Business Meals and Entertaiment
For the entire Meal and Entertainment Policy, click here.
Personal meals are defined as meal expenses incurred when traveling on an out-of-town business trip. Meal reimbursements will commence from the time you leave home until your return. Travelers will be reimbursed for personal meal expenses provided they are documented and reasonable. In general, meals should be taken at the most economical restaurant fitting the occasion.
- Meal reimbursements, as a general rule, should not exceed the applicable federal daily per diem meal rate. It is acceptable to use the federal meal per diem rate in lieu of claiming actual meal costs. For a complete listing of domestic per diem rates, click here.
- When not using the meal per diem rates, any meal that costs $25 or more must be supported by original itemized restaurant receipts.
- If a meal is provided by a conference as part of the conference fees and a traveler elects to purchase a meal independent of the conference, such meals will be considered a personal expense and will not be reimbursed.
- Alcoholic beverages consumed while traveling will not be reimbursed unless purchased in conjunction with necessary business entertainment. Alcoholic beverages cannot be reimbursed from federal grants or contracts.
Business meals are meals with a clearly substantiated business purpose and are directly associated with the active conduct of University business. At a business meal the business discussion is the primary purpose of the meal. Examples of business meals include meetings with business associates, professional colleagues, students and others at which a bona fide business discussion takes place.
- Business meals or entertainment costs where the business purpose is to conduct local, state or federal lobbying activities must be separately identified and charged to object code 5336.
- The frequency and number of local business meals should be limited. Acceptable reasons for local business meals include:
- Meals with a guest speaker or lecturer. These meals should be limited in terms of number of attendees and total cost. The cost of these meals should not exceed $35 per person for lunch or $80 per person for dinner (including alcohol, taxes and gratuities)*. In certain circumstances, these guidelines can be exceeded, but special circumstances must be documented in writing on a Reimbursement Justification form and approved by the head of the school or center (or designated representative).
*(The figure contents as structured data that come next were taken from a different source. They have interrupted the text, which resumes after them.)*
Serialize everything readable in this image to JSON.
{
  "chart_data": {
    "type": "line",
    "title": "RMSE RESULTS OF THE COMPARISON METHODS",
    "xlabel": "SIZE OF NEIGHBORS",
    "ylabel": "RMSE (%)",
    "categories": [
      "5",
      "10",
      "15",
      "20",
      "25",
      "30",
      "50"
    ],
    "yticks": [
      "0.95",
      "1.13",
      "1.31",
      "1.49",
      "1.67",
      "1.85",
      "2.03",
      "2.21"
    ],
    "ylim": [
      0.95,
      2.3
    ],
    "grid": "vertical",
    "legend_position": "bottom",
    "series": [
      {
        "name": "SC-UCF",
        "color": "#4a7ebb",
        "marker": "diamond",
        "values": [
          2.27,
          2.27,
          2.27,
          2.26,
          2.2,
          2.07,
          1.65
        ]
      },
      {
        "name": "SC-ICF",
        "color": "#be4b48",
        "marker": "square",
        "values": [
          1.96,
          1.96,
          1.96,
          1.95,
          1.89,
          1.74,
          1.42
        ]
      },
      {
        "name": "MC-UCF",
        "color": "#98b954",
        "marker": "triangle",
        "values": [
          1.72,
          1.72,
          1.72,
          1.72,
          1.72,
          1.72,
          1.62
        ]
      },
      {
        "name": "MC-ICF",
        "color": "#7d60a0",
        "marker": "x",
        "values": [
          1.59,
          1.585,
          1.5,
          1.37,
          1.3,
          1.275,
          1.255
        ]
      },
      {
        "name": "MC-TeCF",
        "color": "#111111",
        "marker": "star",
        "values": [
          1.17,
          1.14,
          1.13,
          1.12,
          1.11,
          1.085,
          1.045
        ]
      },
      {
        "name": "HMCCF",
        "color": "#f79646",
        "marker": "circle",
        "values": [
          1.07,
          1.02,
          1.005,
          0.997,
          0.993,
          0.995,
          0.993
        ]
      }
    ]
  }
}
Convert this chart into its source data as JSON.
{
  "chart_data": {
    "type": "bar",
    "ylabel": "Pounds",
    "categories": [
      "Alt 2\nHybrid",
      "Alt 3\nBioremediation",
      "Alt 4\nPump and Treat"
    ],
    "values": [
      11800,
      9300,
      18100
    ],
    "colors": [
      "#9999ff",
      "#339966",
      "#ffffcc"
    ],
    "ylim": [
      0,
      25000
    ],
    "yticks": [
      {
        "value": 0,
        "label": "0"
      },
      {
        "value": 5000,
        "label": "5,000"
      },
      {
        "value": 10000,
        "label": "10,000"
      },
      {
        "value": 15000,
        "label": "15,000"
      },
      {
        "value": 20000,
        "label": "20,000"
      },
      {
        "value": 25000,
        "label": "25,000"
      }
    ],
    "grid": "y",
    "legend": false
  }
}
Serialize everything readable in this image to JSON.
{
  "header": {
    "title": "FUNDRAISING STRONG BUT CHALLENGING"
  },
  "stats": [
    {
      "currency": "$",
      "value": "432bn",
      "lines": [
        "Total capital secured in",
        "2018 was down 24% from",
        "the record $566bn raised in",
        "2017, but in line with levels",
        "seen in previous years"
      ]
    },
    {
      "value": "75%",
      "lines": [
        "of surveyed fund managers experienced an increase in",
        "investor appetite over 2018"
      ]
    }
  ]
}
- Meals with a prospective faculty, staff or student recruit. These meals are expected to be limited in number of attendees and total cost. The cost of these meals should not exceed $35 per person for lunch or $80 per person for dinner (including alcohol, taxes and gratuities)*. In certain circumstances, these guidelines can be exceeded, but special circumstances must be documented in writing on a Reimbursement Justification form and approved by the head of the school or center (or designated representative).
- Meals with other Penn colleagues in local restaurants are generally not reimbursable. Local meals with colleagues should be considered a personal expense unless the business being conducted is such that it cannot be done in the office. An explanation of the reason as to why the meeting could not take place in the office must be provided on the Reimbursement Justification form.
* Note: Schools/centers and departments may, at their discretion, elect to establish lower per person limits.
- For those instances where individuals are required to work during normal meal breaks, e.g. lunch hour, meals or refreshments with other Penn colleagues in offices/labs for working meetings are acceptable and considered a reimbursable expense.
- The number of persons comprising the group involved in the local business meal should be limited to the host, the guest and two to three other Penn colleagues or affiliates. If the party is larger than three or four people, then a less expensive restaurant should be chosen.
- The alcohol portion of any meal must be charged to object code 5214. Meals can be charged to 5209 or 5214 depending on the business purpose of the meal. Restaurants chosen for dinners should be reasonably priced and alcohol, if consumed, should be moderately priced. Local meals that do not meet these guidelines will be considered "unreasonable" and the form will be returned for a completed and approved Reimbursement Justification for
- Employees will be reimbursed for business-related meals with other employees in the following circumstances:
- when dining with other employees on an out-of-town trip, such as at a conference; or
- when authorized by the department for staff reward or recognition.
- Alcoholic beverages consumed during business meals and/or meetings should be kept reasonable.
- Alcoholic beverages purchased when traveling on University business or during local business meals will only be reimbursed if purchased in conjunction with necessary business entertainment.
- Alcoholic beverages are unallowable for indirect cost allocation purposes. For all University sponsored events at which alcohol is served, e.g. meetings, conferences, receptions, parties, retirements, fund raisers, etc, the alcohol costs must be considered entertainment and charged to object code 5214.
- If alcohol is being served at a University sponsored meeting, the alcohol must be charged to entertainment (5214), but the meeting expenses can be charged to University sponsored meetings and conferences (5211).
- Entertainment expenses are those expenses incurred during a meal or an event that is business-related but social or celebratory in nature. Entertainment expenses include food and beverages, alcohol, catering services, banquet facilities, decorations and musical groups. Payments to a caterer, facility or transportation provider must be processed against a purchase order issued through Purchasing.
- Entertainment expenses that are non-reimbursable include parties or meals for birthdays, weddings, births, administrative professional's day, or bosses day.